Per cui se 10 persone commentano, ce ne sono almeno altre 90 che leggono senza intervenire.
Nel nostro caso io penso che il rapporto sia anche maggiore, dato il numero crescente di visite che riscontriamo ogni giorno.
Molte persone amano leggere più che scrivere.
Altre si vergognano, ritengono di non essere all’altezza.
Poi c’è la mancanza di tempo: dovrei approfondire prima di scrivere…
E perché no? la solita nostra pigrizia, inerzia, passività…

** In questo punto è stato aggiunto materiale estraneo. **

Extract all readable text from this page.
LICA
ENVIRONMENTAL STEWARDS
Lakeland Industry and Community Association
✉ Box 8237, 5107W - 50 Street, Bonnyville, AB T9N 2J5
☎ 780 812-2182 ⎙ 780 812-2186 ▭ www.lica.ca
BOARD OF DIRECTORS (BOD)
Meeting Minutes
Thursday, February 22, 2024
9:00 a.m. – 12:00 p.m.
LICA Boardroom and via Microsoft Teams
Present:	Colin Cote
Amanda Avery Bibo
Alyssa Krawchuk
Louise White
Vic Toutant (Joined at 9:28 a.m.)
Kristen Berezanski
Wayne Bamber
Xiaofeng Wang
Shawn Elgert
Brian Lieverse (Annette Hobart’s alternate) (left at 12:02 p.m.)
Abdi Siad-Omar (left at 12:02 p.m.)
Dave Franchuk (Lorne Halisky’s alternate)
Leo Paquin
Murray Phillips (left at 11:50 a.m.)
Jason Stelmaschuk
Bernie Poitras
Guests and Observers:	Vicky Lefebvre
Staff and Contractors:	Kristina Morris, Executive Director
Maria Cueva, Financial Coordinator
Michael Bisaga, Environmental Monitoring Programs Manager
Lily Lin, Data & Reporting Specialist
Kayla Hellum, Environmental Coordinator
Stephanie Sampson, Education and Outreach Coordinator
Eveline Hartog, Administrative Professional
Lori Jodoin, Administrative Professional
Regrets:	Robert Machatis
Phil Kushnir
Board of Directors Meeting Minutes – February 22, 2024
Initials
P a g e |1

C’è poi la particolarità dei nostri temi, spesso davvero profondi, davvero complessi. Temi che invitano al silenzio, al raccoglimento, al lavoro interiore. Temi che non sollecitano quella aggressività bellica che è spesso la vera molla di tanti commenti in tantissimi blog….
E’ l’io polemico infatti che battibecca animosa-mente….ma noi lavoriamo proprio per scioglierlo questo loquace ciarliero…e allora siamo più silenziosi….
Cionondimeno mi permetto di sollecitare le nostre amiche e i nostri amici ad essere un po’ più attivi, più presenti, se vogliono, in quanto la comunicazione, anche quella telematica, è in fondo una forma di amore, se non è più una forma di guerra di opinioni.
Marco Guzzi
mh…mh…mh… …ma SI’! và…!!!
per gentil concessione di quell’onnipotente tutù rosa, che piroettando s’è trovato rovinosamente a terra tutto sgualcito. Infondo in fondo(… in fondo al nostro personalissimo pozzo) tutti volgiam lo sguardo alla luce che fionda dall’alto e porgiam orecchio all’altrui voce.
A tutti i nostri, silenziosissimi amici
un tenero “magnanimo” abbraccio.
Resto in attesa, intendiamoci, di pane fresco e vini novelli.